Kemalizm, şairin en büyük sorunsalı idi! Kemalizm’i, Kemalist inkılapları ideolojik bir kategori olarak ele almaz Attilâ İlhan, onu ontolojik bir kategori olarak ele alır. Başka bir ifadeyle, Kemalizm’i safi bir siyasal tercih yahut ideolojik program olarak değil, bu toprakların vatan olmasının sebeb-i vücudu olarak okur. İlhan’ın düşünüşüne göre, bu toprakların devrimci adımıdır Kemalist inkılaplar. Bu adım tamamlanmadan Türkiye’de her şey biraz eksik ve amorf, her şey biraz yabancı ve tedirgin edici olur. “Türkiye’de demokratik bir sosyalizmin yerleşebilmesinin önkoşulu Kemalist inkılapların tamamlanmasıdır” der şair.

“Bir sosyalistin, eğer Türk sosyalistiyse, Marksizm’in metodunu kendi ulusal koşullarına uygulayarak oradan çıkaracağı tenkide göre davranışının olması lazım. Sağdan soldan alacağı bilgilerle bu iş olmaz.” diye ifade ediyor Attilâ İlhan. Pekâlâ, nedir bu koşullar? Burada “biz bize benzeriz” eşsizliği mi vurgulanıyor? Yoksa bu vurgu idealist bir sahicilik jargonunun bir ürünü mü? Bu sorular üzerine şüphecilikle ve açık bir zihinle düşünmek gerek.
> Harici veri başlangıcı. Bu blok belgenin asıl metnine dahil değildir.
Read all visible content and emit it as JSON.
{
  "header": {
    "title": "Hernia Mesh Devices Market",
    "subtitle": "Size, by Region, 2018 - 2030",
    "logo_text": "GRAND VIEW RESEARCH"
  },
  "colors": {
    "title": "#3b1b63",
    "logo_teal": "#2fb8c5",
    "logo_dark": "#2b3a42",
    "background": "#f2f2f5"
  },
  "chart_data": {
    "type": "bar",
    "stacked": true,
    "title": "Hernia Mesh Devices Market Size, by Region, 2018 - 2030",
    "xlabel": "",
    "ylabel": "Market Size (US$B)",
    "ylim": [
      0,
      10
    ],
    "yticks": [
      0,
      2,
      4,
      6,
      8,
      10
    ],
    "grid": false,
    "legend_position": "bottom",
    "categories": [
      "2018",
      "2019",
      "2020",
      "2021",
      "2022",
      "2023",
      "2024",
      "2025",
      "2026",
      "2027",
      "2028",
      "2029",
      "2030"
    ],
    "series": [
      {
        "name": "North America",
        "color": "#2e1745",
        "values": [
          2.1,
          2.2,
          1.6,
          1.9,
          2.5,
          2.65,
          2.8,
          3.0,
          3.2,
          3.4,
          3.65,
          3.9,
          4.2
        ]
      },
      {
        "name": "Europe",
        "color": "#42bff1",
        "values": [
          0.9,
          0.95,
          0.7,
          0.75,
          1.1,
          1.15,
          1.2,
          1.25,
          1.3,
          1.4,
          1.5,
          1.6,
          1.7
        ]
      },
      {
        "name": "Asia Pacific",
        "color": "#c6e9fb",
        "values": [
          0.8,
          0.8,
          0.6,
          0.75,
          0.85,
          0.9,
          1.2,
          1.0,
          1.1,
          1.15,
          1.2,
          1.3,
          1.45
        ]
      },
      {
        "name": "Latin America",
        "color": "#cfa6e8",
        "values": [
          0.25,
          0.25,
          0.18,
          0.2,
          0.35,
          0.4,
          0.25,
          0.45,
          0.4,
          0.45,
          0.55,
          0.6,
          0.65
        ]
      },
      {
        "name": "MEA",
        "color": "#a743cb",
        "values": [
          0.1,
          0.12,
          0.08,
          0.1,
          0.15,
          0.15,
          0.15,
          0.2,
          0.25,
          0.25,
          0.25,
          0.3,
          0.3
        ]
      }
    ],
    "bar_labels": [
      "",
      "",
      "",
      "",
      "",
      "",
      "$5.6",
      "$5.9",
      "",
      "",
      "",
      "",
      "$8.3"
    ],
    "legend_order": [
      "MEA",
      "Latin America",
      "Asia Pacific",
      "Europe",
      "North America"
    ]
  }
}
Benim cevabım: Hayır, şair basit bir “biz bize benzeriz” biricikliğine vurgu yapmıyor. Şair diyalektik yöntemi Türkiye’nin somut problemlerine uyguluyor. Onun asıl derdi altyapı-üstyapı gerilimi. Ancak Attilâ İlhan’a göre altyapıyı tayin eden çelişki biçimi “sermaye ilişkisi” değil, “millet gerçeği”dir. Türkiye’de düşünen kafaların hakkıyla önüne alamadığı bir çelişki biçimidir bu “millet gerçeği”. Yurdun kültür sathındaki ve ekonomi-politik hattındaki her sorunun bir şekilde dolayımladığı çelişki biçimi işte bu gerçekliktir. Şairin düşünme cür’eti gösterdiği bu çelişki biçimi hâlâ güncelliğini ve yakıcılığını korumaktadır. Attilâ İlhan’ın önemini bize kavratan bir güncellik ve Attilâ İlhan’ı okuma zorunluluğunu bize dayatan bir yakıcılık.